WPP’s and Kantar Millward Brown’s launch of the first BrandZ Top 30 Most Valuable South African Brands report at the Johannesburg Stock Exchange was a lively and thought-provoking event.
One quite simple, quite beautiful and profoundly persuasive chart has stuck in my mind; it compared the value performance of the BrandZ Global Top 100 Strong Brands Portfolio with those of the S&P (Standard & Poor’s) 500 and the MSCI (Morgan Stanley Capital International) Index over a 12-year period. Over this time, the value of the S&P, 500 increased 102% but the BrandZ brands, those with the strongest brand equity, increased by 172.1%!
Moreover, the performances of these strong brands were less affected by the 2008 financial crisis and recovered a good two and a half years earlier than the other brands. The chart was a remarkable demonstration that strong brands generate significantly superior shareholder returns.
In a salutary reminder of how turbulent the last decade has been, Doreen Wang, global head of BrandZ at Kantar Millward Brown, pointed out that 48 of the Top 100 brands have been displaced in the past 10 years. Farewell Blackberry and Nokia; hello Uber and Instagram. Fortunately, Wang was able to dispense sage advice as to how to build strong global brands.

The first of five key drivers she highlighted was ‘brand purpose’. Now this purpose clearly is more than simply delivering profit, but it need not be earth-shatteringly revolutionary. Adding value by making consumers’ lives better or easier is a good enough purpose for any brand. Of course, being able to successfully anticipate and fulfil consumers’ needs and wants, requires a commitment to being fully consumer-centric. The rewards are impressive: such brands have shown 175% growth over the past 12 years. It is true that some examples of such brands e.g. Airbnb, PayPal and Amazon, have also been true disruptors.

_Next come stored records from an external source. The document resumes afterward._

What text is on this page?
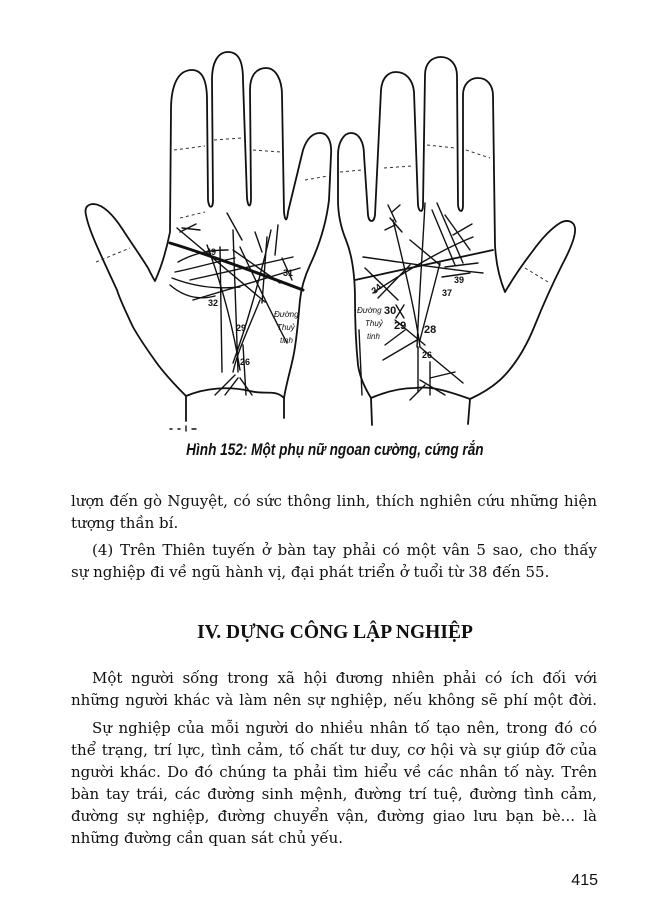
49
31
32
29
26
Đường
Thuỷ
tinh
34
39
37
Đường 30
Thuỷ 29 28
tinh
26
Hình 152: Một phụ nữ ngoan cường, cứng rắn
lượn đến gò Nguyệt, có sức thông linh, thích nghiên cứu những hiện
tượng thần bí.
(4) Trên Thiên tuyến ở bàn tay phải có một vân 5 sao, cho thấy
sự nghiệp đi về ngũ hành vị, đại phát triển ở tuổi từ 38 đến 55.
IV. DỰNG CÔNG LẬP NGHIỆP
Một người sống trong xã hội đương nhiên phải có ích đối với
những người khác và làm nên sự nghiệp, nếu không sẽ phí một đời.
Sự nghiệp của mỗi người do nhiều nhân tố tạo nên, trong đó có
thể trạng, trí lực, tình cảm, tố chất tư duy, cơ hội và sự giúp đỡ của
người khác. Do đó chúng ta phải tìm hiểu về các nhân tố này. Trên
bàn tay trái, các đường sinh mệnh, đường trí tuệ, đường tình cảm,
đường sự nghiệp, đường chuyển vận, đường giao lưu bạn bè... là
những đường cần quan sát chủ yếu.
415
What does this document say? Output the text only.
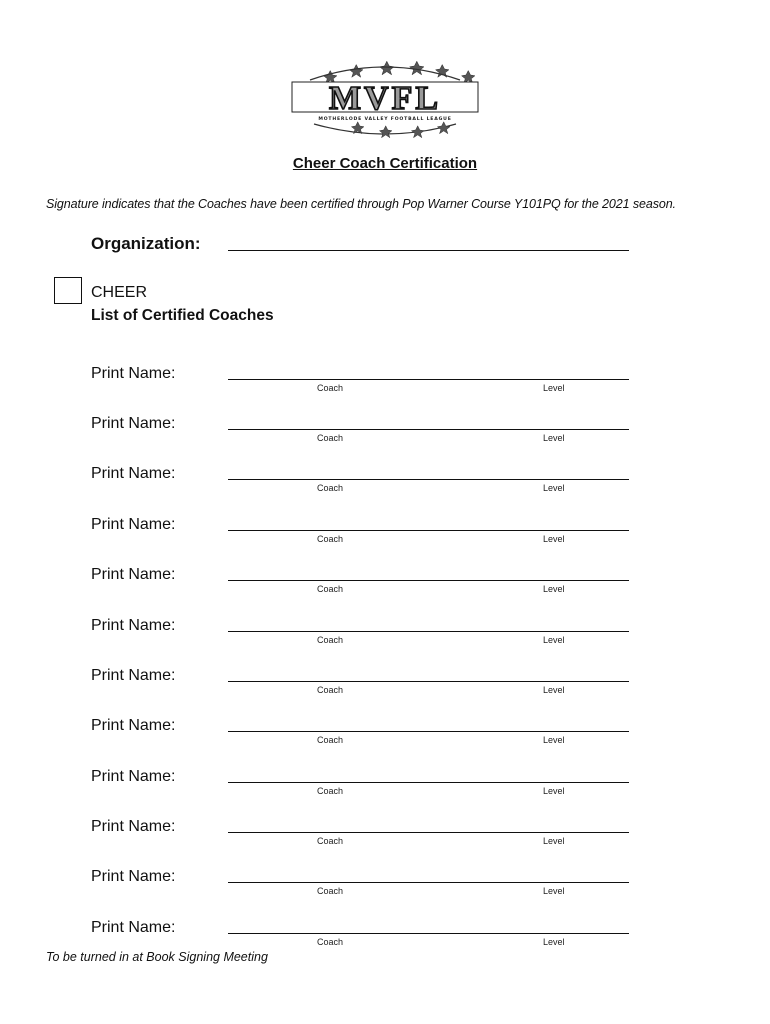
MVFL
MOTHERLODE VALLEY FOOTBALL LEAGUE
Cheer Coach Certification
Signature indicates that the Coaches have been certified through Pop Warner Course Y101PQ for the 2021 season.
Organization:
CHEER
List of Certified Coaches
Print Name:
Coach	Level
Print Name:
Coach	Level
Print Name:
Coach	Level
Print Name:
Coach	Level
Print Name:
Coach	Level
Print Name:
Coach	Level
Print Name:
Coach	Level
Print Name:
Coach	Level
Print Name:
Coach	Level
Print Name:
Coach	Level
Print Name:
Coach	Level
Print Name:
Coach	Level
To be turned in at Book Signing Meeting
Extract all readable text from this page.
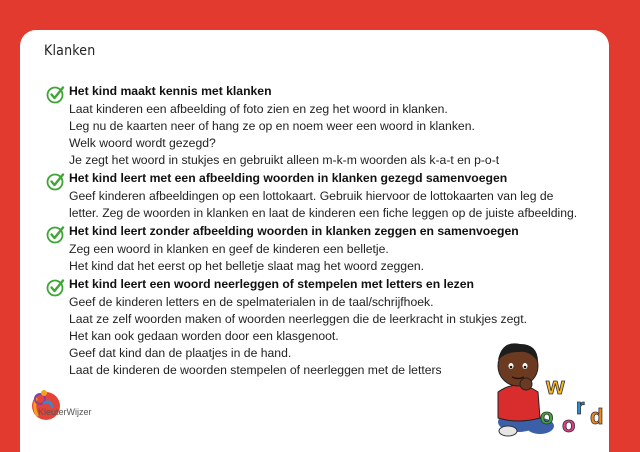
Klanken
Het kind maakt kennis met klanken
Laat kinderen een afbeelding of foto zien en zeg het woord in klanken.
Leg nu de kaarten neer of hang ze op en noem weer een woord in klanken.
Welk woord wordt gezegd?
Je zegt het woord in stukjes en gebruikt alleen m-k-m woorden als k-a-t en p-o-t
Het kind leert met een afbeelding woorden in klanken gezegd samenvoegen
Geef kinderen afbeeldingen op een lottokaart. Gebruik hiervoor de lottokaarten van leg de
letter. Zeg de woorden in klanken en laat de kinderen een fiche leggen op de juiste afbeelding.
Het kind leert zonder afbeelding woorden in klanken zeggen en samenvoegen
Zeg een woord in klanken en geef de kinderen een belletje.
Het kind dat het eerst op het belletje slaat mag het woord zeggen.
Het kind leert een woord neerleggen of stempelen met letters en lezen
Geef de kinderen letters en de spelmaterialen in de taal/schrijfhoek.
Laat ze zelf woorden maken of woorden neerleggen die de leerkracht in stukjes zegt.
Het kan ook gedaan worden door een klasgenoot.
Geef dat kind dan de plaatjes in de hand.
Laat de kinderen de woorden stempelen of neerleggen met de letters
KleuterWijzer
w
o o
r d
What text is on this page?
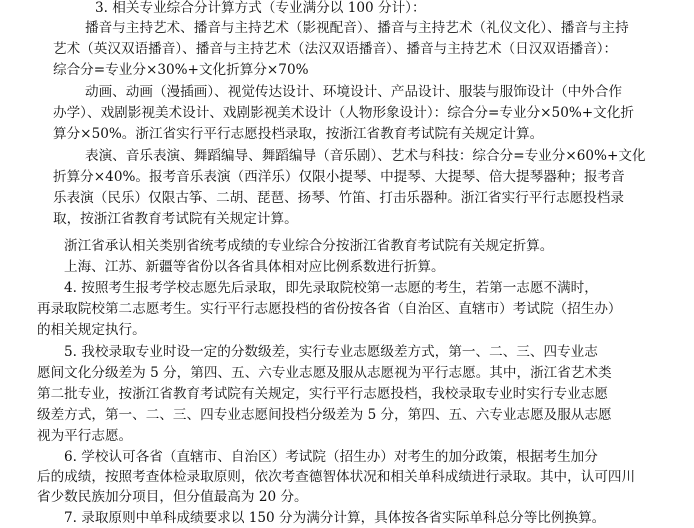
3. 相关专业综合分计算方式（专业满分以 100 分计）：
播音与主持艺术、播音与主持艺术（影视配音）、播音与主持艺术（礼仪文化）、播音与主持
艺术（英汉双语播音）、播音与主持艺术（法汉双语播音）、播音与主持艺术（日汉双语播音）：
综合分=专业分×30%+文化折算分×70%
动画、动画（漫插画）、视觉传达设计、环境设计、产品设计、服装与服饰设计（中外合作
办学）、戏剧影视美术设计、戏剧影视美术设计（人物形象设计）：综合分=专业分×50%+文化折
算分×50%。浙江省实行平行志愿投档录取，按浙江省教育考试院有关规定计算。
表演、音乐表演、舞蹈编导、舞蹈编导（音乐剧）、艺术与科技：综合分=专业分×60%+文化
折算分×40%。报考音乐表演（西洋乐）仅限小提琴、中提琴、大提琴、倍大提琴器种；报考音
乐表演（民乐）仅限古筝、二胡、琵琶、扬琴、竹笛、打击乐器种。浙江省实行平行志愿投档录
取，按浙江省教育考试院有关规定计算。
浙江省承认相关类别省统考成绩的专业综合分按浙江省教育考试院有关规定折算。
上海、江苏、新疆等省份以各省具体相对应比例系数进行折算。
4. 按照考生报考学校志愿先后录取，即先录取院校第一志愿的考生，若第一志愿不满时，
再录取院校第二志愿考生。实行平行志愿投档的省份按各省（自治区、直辖市）考试院（招生办）
的相关规定执行。
5. 我校录取专业时设一定的分数级差，实行专业志愿级差方式，第一、二、三、四专业志
愿间文化分级差为 5 分，第四、五、六专业志愿及服从志愿视为平行志愿。其中，浙江省艺术类
第二批专业，按浙江省教育考试院有关规定，实行平行志愿投档，我校录取专业时实行专业志愿
级差方式，第一、二、三、四专业志愿间投档分级差为 5 分，第四、五、六专业志愿及服从志愿
视为平行志愿。
6. 学校认可各省（直辖市、自治区）考试院（招生办）对考生的加分政策，根据考生加分
后的成绩，按照考查体检录取原则，依次考查德智体状况和相关单科成绩进行录取。其中，认可四川
省少数民族加分项目，但分值最高为 20 分。
7. 录取原则中单科成绩要求以 150 分为满分计算，具体按各省实际单科总分等比例换算。
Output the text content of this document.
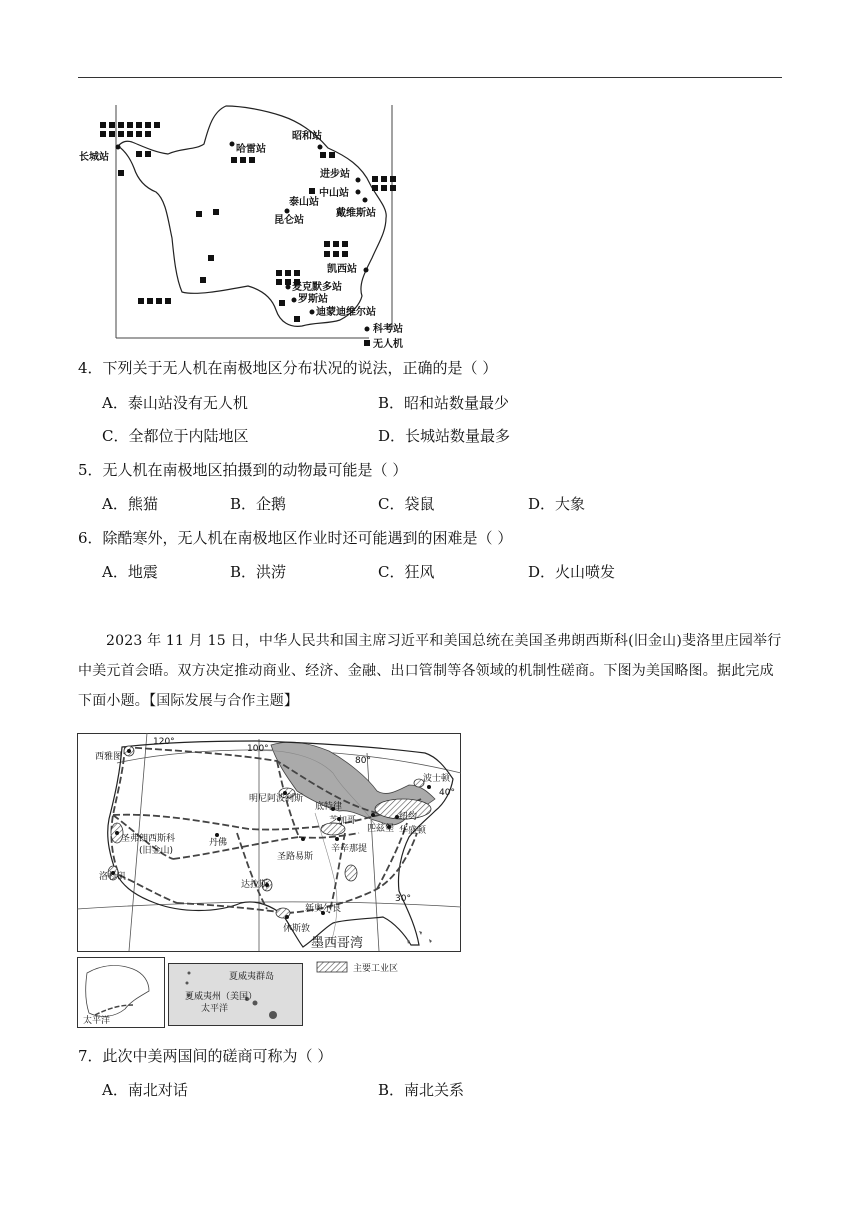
长城站
哈雷站
昭和站
进步站
中山站
泰山站
戴维斯站
昆仑站
凯西站
麦克默多站
罗斯站
迪蒙迪维尔站
科考站
无人机
4．下列关于无人机在南极地区分布状况的说法，正确的是（ ）
A．泰山站没有无人机	B．昭和站数量最少
C．全都位于内陆地区	D．长城站数量最多
5．无人机在南极地区拍摄到的动物最可能是（ ）
A．熊猫	B．企鹅	C．袋鼠	D．大象
6．除酷寒外，无人机在南极地区作业时还可能遇到的困难是（ ）
A．地震	B．洪涝	C．狂风	D．火山喷发

2023 年 11 月 15 日，中华人民共和国主席习近平和美国总统在美国圣弗朗西斯科(旧金山)斐洛里庄园举行中美元首会晤。双方决定推动商业、经济、金融、出口管制等各领域的机制性磋商。下图为美国略图。据此完成下面小题。【国际发展与合作主题】

120°
100°
80°
40°
30°
西雅图
明尼阿波利斯
底特律
芝加哥
匹兹堡
波士顿
纽约
华盛顿
圣弗朗西斯科
(旧金山)
丹佛
圣路易斯
辛辛那提
洛杉矶
达拉斯
新奥尔良
休斯敦
墨西哥湾
太平洋
夏威夷群岛
夏威夷州（美国）
太平洋
主要工业区
7．此次中美两国间的磋商可称为（ ）
A．南北对话	B．南北关系
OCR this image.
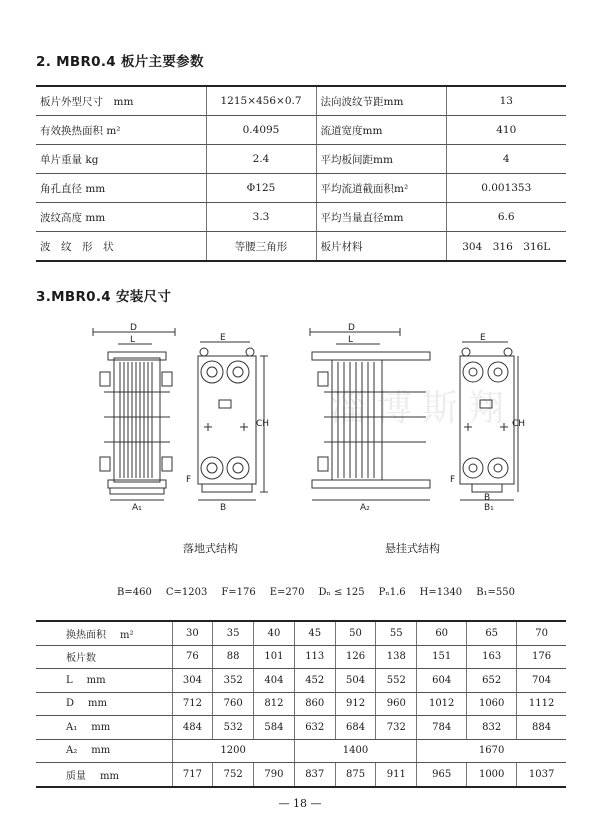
2. MBR0.4 板片主要参数
板片外型尺寸　mm	1215×456×0.7	法向波纹节距mm	13
有效换热面积 m²	0.4095	流道宽度mm	410
单片重量 kg	2.4	平均板间距mm	4
角孔直径 mm	Φ125	平均流道截面积m²	0.001353
波纹高度 mm	3.3	平均当量直径mm	6.6
波　纹　形　状	等腰三角形	板片材料	304　316　316L
3.MBR0.4 安装尺寸
淄博斯翔
D
L	E
CH
F
B
A₁
D
L	E
CH
F
A₂
B
B₁
落地式结构	悬挂式结构
B=460 C=1203 F=176 E=270 Dₙ ≤ 125 Pₙ1.6 H=1340 B₁=550
换热面积 m²	30	35	40	45	50	55	60	65	70
板片数	76	88	101	113	126	138	151	163	176
L mm	304	352	404	452	504	552	604	652	704
D mm	712	760	812	860	912	960	1012	1060	1112
A₁ mm	484	532	584	632	684	732	784	832	884
A₂ mm	1200			1400			1670		
质量 mm	717	752	790	837	875	911	965	1000	1037
— 18 —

The second driver Wang pointed out was that brands perceived to be highly innovative are likely to enjoy a stronger growth trajectory: a remarkable seven times those in the lower two thirds. Importantly, it is crucial that consumers recognise, appreciate and endorse this innovation. Perhaps it is unsurprising that innovative brands actually invest more in advertising than their less visionary counterparts; if there is a worthwhile story, then it makes sense to tell it.
Indeed, Wang highlighted stated that that strong communication gives brands a distinct advantage. This was doubtless music to my agency colleagues’ ears. Strong communication extends beyond traditional advertising; great consumer insight, creativity and covering off the relevant consumer touchpoints are important components.
In this digital and data rich era, Wang pointed out the role for targeted personalised ads with specific purposes. Once again, the numbers were impressive, brands which enjoyed both meaningful differentiation and strong communication, benefitted from significantly accelerated brand growth: 187%, double that of differentiated brands with weak communication.
As brand engagement and transaction are beginning to merge, it is little surprise that brand experience across the entire brand ecosystem plays an important role in cementing consumer relationships. Clearly Amazon excels at this, and it has been fundamental in Alibaba’s success; personally, I rate Apple as a maestro here.
The fifth driver Wang referred to was ‘love’, which she described as being a trigger for preference. It is not enough for successful brand to simply fulfil functional needs, they need to touch consumers’ emotions. The act of choosing a brand has an intangible and subjective element: that it should be pleasurable, or, at least, agreeable.
She pointed out that ‘brand love’ is an important cushion. It is difficult to sustain constant innovation; positive emotions help consumers to sustain their loyalty during innovation troughs. Again, Wang put numbers to this more abstract aspect: over the past 12 years brand in the high ‘love’ sector have enjoyed value growth of 191%, compared with their low ‘love’ counterpart’s growth of a mere 32%.
The final slide delivered a particularly heartening message that technology-enabled human-centric brands will win. Human insight remains as important as AI and algorithms.
Having spent some decades working in the media agencies, Britta Reid now relishes the opportunity to take an independent perspective on the South African media world, especially during this time of radical research transformation.